Editor Shawn Cunningham of The Chester Telegraph – one of Vermont’s strong online community newspapers – has been regularly reporting on the work of the commission, which was created in the final days of the 2024 legislature to find a path out of Vermont’s school spending morass.
In today’s post, Cunningham shares a State of Vermont pie chart of the FY2024 $2.1 billion school revenue sources:
- Non-homestead property tax $792 million
- Sales & use tax $595 million
- Homestead property tax $508 million
- Miscellaneous others
As noted in the October 2 VDC, both enrollment and test scores are down this year compared to last year. Vermont has the highest staff-to-student ratio (4.4: 1) in the country. Gov. Phil Scott has said property owners will likely be looking at another double-digit property tax increase next year, over and above this year’s average 14% homestead property tax hike.
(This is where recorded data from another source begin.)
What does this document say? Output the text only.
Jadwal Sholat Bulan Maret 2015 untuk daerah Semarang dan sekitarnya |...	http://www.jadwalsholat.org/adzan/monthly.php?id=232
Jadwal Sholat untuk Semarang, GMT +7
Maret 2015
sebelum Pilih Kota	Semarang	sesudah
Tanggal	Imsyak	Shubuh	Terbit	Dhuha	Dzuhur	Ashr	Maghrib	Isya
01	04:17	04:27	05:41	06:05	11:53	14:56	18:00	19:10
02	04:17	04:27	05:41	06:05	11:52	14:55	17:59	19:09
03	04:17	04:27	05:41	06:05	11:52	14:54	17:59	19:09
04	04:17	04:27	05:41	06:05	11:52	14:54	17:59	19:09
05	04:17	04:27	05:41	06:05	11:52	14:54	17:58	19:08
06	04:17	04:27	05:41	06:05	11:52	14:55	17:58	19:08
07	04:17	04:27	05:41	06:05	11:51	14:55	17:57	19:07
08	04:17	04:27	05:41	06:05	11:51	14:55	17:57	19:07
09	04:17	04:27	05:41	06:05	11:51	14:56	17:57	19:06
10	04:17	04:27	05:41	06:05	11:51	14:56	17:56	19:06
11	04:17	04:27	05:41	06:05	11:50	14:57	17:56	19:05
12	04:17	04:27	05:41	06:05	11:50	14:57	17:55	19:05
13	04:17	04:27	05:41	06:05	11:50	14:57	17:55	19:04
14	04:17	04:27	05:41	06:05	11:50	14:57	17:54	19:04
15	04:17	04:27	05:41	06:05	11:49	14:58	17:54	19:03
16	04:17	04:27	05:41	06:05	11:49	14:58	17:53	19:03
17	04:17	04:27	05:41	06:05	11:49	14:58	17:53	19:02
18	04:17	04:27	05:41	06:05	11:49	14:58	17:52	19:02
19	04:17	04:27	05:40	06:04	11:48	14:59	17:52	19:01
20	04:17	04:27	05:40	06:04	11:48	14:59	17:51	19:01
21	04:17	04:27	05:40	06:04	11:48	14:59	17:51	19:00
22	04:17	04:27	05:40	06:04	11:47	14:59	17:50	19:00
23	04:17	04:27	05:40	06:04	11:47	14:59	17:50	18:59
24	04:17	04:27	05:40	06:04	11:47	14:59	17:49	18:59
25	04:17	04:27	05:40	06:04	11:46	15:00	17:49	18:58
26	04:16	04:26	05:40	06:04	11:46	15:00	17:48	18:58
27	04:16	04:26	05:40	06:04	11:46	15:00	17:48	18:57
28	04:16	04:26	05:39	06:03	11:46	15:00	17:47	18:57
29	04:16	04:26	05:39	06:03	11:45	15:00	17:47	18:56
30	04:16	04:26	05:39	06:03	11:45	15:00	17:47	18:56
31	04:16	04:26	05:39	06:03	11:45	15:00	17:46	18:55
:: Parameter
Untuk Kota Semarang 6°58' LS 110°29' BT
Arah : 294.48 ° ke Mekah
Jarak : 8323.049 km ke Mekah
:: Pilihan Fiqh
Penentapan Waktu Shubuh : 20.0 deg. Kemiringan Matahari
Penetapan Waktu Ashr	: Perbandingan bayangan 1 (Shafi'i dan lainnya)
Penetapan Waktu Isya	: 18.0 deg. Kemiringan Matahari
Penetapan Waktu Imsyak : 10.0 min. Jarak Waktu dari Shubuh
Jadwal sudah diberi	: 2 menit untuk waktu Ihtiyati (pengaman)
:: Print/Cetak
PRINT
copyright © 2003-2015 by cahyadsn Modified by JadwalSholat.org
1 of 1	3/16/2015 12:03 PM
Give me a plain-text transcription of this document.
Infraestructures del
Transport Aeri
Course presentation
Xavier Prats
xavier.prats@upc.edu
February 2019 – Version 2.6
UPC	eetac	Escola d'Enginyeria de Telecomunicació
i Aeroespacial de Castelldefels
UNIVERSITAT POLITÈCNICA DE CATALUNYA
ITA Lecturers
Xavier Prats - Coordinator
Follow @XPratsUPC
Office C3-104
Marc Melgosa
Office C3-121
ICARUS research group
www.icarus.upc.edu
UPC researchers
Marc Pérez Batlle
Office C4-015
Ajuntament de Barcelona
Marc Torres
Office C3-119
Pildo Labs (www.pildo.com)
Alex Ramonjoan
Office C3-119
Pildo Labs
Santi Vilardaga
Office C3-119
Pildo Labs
The Telegraph story listed the ‘brainstorming’ ideas for controlling school spending solicited by the chair from (anonymous) commission members, published below verbatim:
- Control employee health-care costs, including returning bargaining to local districts
- Look at ways to control tuition costs – especially out-of-state tuition
- Find optimal sizes of schools and classes and close small schools
- Make adjustments at AOE to cut administrative costs at the district level
- Base education financing on the income tax and tax high earners more
- Find ways to reduce special education costs including more support for younger students to avoid the need later
- Look at the needs for construction and upkeep of facilities
- Make the education fund for education only by moving services schools are obliged to provide to other agencies.
None of these recommendations specifically raise the lowest-in-the-nation staff/student radio, although ‘find optimal sizes of school and classes’ at least suggests the possibility of larger class sizes.